Zu Lebzeiten übertragen oder vererben – diese Frage stellt sich in fast jeder Familie mit Immobilienbesitz, und sie wird oft zu spät gestellt. Die Antwort hängt weniger vom Steuerrecht ab als von drei Dingen: dem Wert der Immobilie, dem Alter der Übertragenden und davon, wie viel Kontrolle sie behalten wollen. Dieser Beitrag stellt beide Wege gegenüber.
Der steuerliche Kern: dieselben Freibeträge
Erbschaft- und Schenkungsteuer folgen weitgehend denselben Regeln. Die Freibeträge sind identisch: 500.000 Euro für Ehegatten und eingetragene Lebenspartner, 400.000 Euro je Kind, geringere Beträge für entferntere Angehörige.

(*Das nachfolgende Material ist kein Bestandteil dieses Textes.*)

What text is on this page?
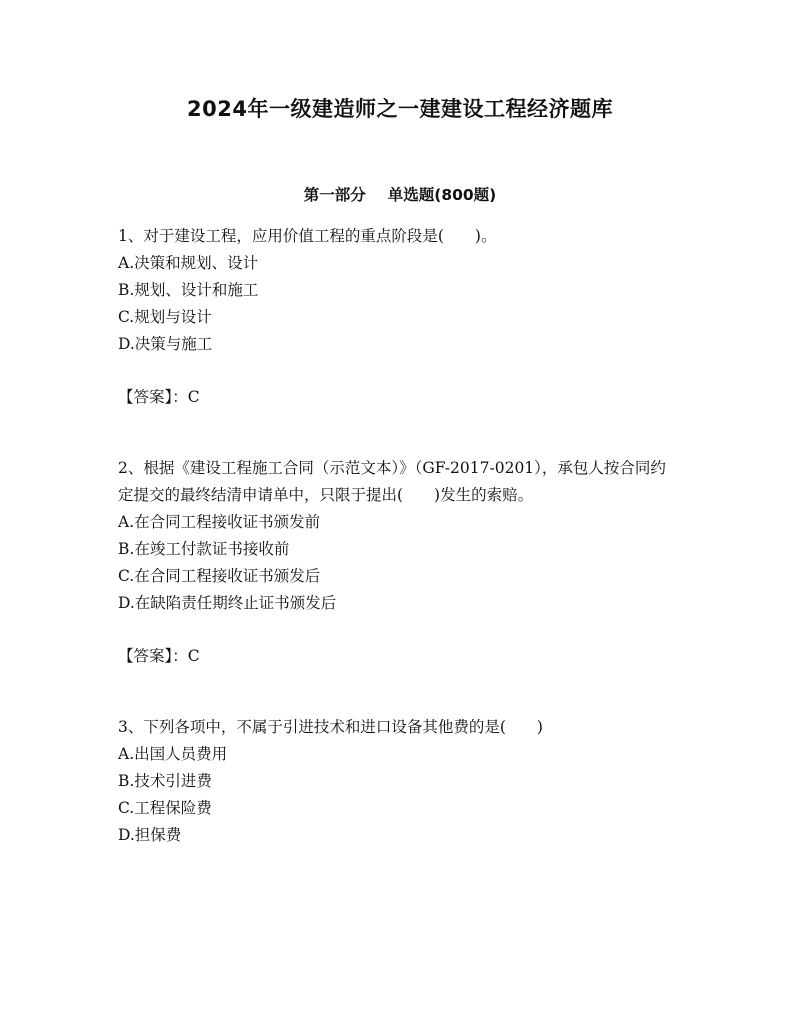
2024年一级建造师之一建建设工程经济题库
第一部分 单选题(800题)

1、对于建设工程，应用价值工程的重点阶段是(　　)。

A.决策和规划、设计
B.规划、设计和施工
C.规划与设计
D.决策与施工

【答案】：C

2、根据《建设工程施工合同（示范文本）》（GF-2017-0201），承包人按合同约定提交的最终结清申请单中，只限于提出(　　)发生的索赔。

A.在合同工程接收证书颁发前
B.在竣工付款证书接收前
C.在合同工程接收证书颁发后
D.在缺陷责任期终止证书颁发后

【答案】：C

3、下列各项中，不属于引进技术和进口设备其他费的是(　　)

A.出国人员费用
B.技术引进费
C.工程保险费
D.担保费
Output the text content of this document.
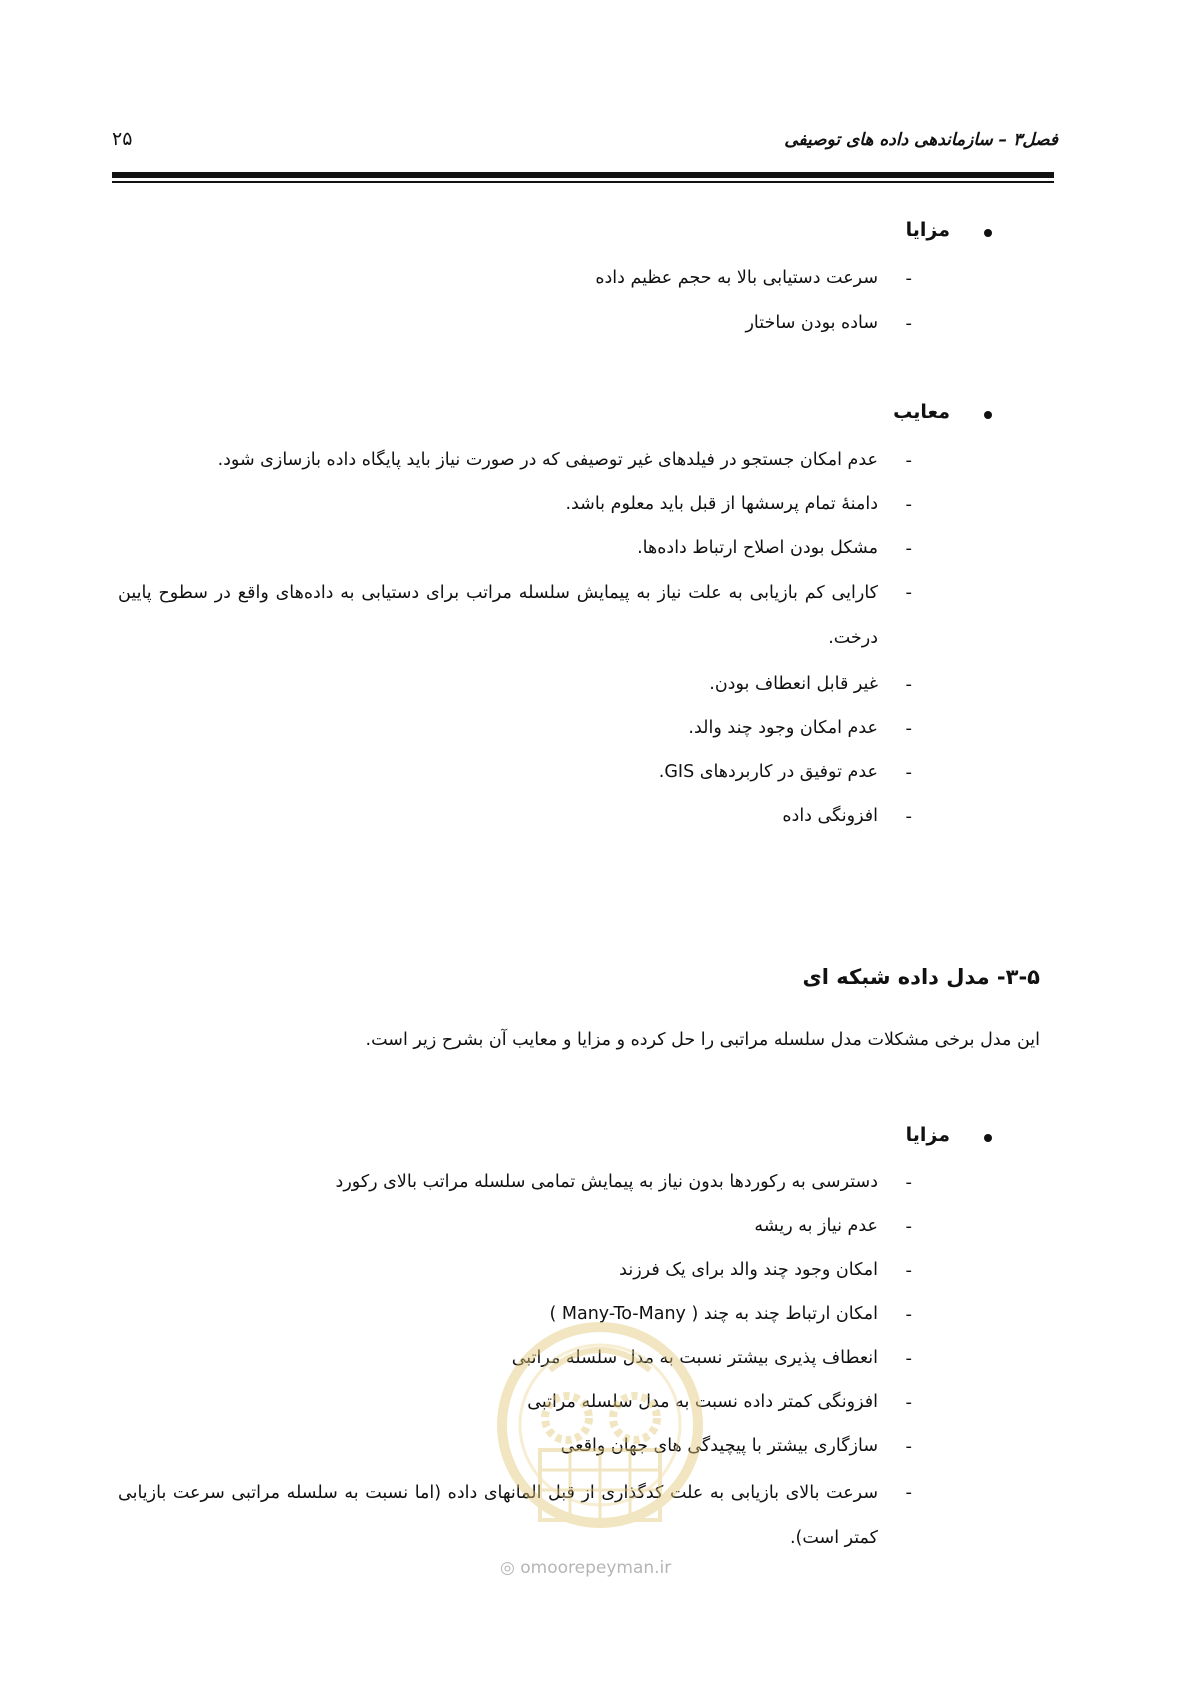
فصل۳ – سازماندهی داده های توصیفی
۲۵
مزایا
-
سرعت دستیابی بالا به حجم عظیم داده
-
ساده بودن ساختار
معایب
-
عدم امکان جستجو در فیلدهای غیر توصیفی که در صورت نیاز باید پایگاه داده بازسازی شود.
-
دامنهٔ تمام پرسشها از قبل باید معلوم باشد.
-
مشکل بودن اصلاح ارتباط داده‌ها.
-
کارایی کم بازیابی به علت نیاز به پیمایش سلسله مراتب برای دستیابی به داده‌های واقع در سطوح پایین درخت.
-
غیر قابل انعطاف بودن.
-
عدم امکان وجود چند والد.
-
عدم توفیق در کاربردهای GIS.
-
افزونگی داده
۳-۵- مدل داده شبکه ای
این مدل برخی مشکلات مدل سلسله مراتبی را حل کرده و مزایا و معایب آن بشرح زیر است.
مزایا
-
دسترسی به رکوردها بدون نیاز به پیمایش تمامی سلسله مراتب بالای رکورد
-
عدم نیاز به ریشه
-
امکان وجود چند والد برای یک فرزند
-
امکان ارتباط چند به چند ( Many-To-Many )
-
انعطاف پذیری بیشتر نسبت به مدل سلسله مراتبی
-
افزونگی کمتر داده نسبت به مدل سلسله مراتبی
-
سازگاری بیشتر با پیچیدگی های جهان واقعی
-
سرعت بالای بازیابی به علت کدگذاری از قبل المانهای داده (اما نسبت به سلسله مراتبی سرعت بازیابی کمتر است).
◎ omoorepeyman.ir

Der entscheidende Unterschied liegt nicht in der Höhe, sondern in der Häufigkeit. Ein Erbfall tritt einmal ein. Schenkungen lassen sich wiederholen – und nach Ablauf von zehn Jahren steht der Freibetrag wieder vollständig zur Verfügung.
Daraus folgt die wichtigste Regel dieses Beitrags: Der Vorteil der Schenkung ist eine Funktion der Zeit. Wer mit 60 beginnt, kann den Freibetrag zweimal oder dreimal nutzen. Wer mit 82 beginnt, in aller Regel einmal – dann hätte er ebenso gut vererben können.
Wann sich die Schenkung rechnet
Immer dann, wenn der Immobilienwert die Freibeträge deutlich übersteigt und noch Zeit für mehrere Zehnjahresperioden bleibt. Bei einem Objekt für 800.000 Euro und zwei Kindern lässt sich durch gestaffelte Übertragung erhebliche Steuer vermeiden.
Ein zweiter Hebel kommt hinzu: Behalten sich die Übertragenden einen Nießbrauch vor, mindert dessen Kapitalwert den Wert der Zuwendung. Je jünger sie sind, desto höher dieser Abzug – auch das spricht für frühes Handeln.
Ein dritter, oft übersehener Punkt: Steigt der Immobilienwert über die Jahre, wird die spätere Erbschaft teurer. Wer heute überträgt, friert den Wert für die Steuer auf dem heutigen Niveau ein. In Lagen mit steigenden Preisen ist das ein realer Vorteil.
Wann Vererben die bessere Wahl ist
Wenn der Wert unterhalb der Freibeträge liegt. Ein Haus für 350.000 Euro, das an ein einziges Kind gehen soll, löst weder als Schenkung noch als Erbschaft Steuer aus – dann erspart man sich schlicht die Notarkosten zu Lebzeiten.
Ebenso, wenn die Übertragenden auf die Immobilie angewiesen sind – als Wohnung, als Sicherheit oder als möglicher Verkaufserlös zur Finanzierung von Pflege. Wer überträgt, gibt Handlungsspielraum ab, und ein Nießbrauch ersetzt nicht das Eigentum.
Und drittens bei unklaren Familienverhältnissen: Wo Konflikte absehbar sind oder sich Lebenssituationen der Kinder noch stark ändern können, ist ein Testament flexibler. Es lässt sich jederzeit ändern – eine Übertragung nicht.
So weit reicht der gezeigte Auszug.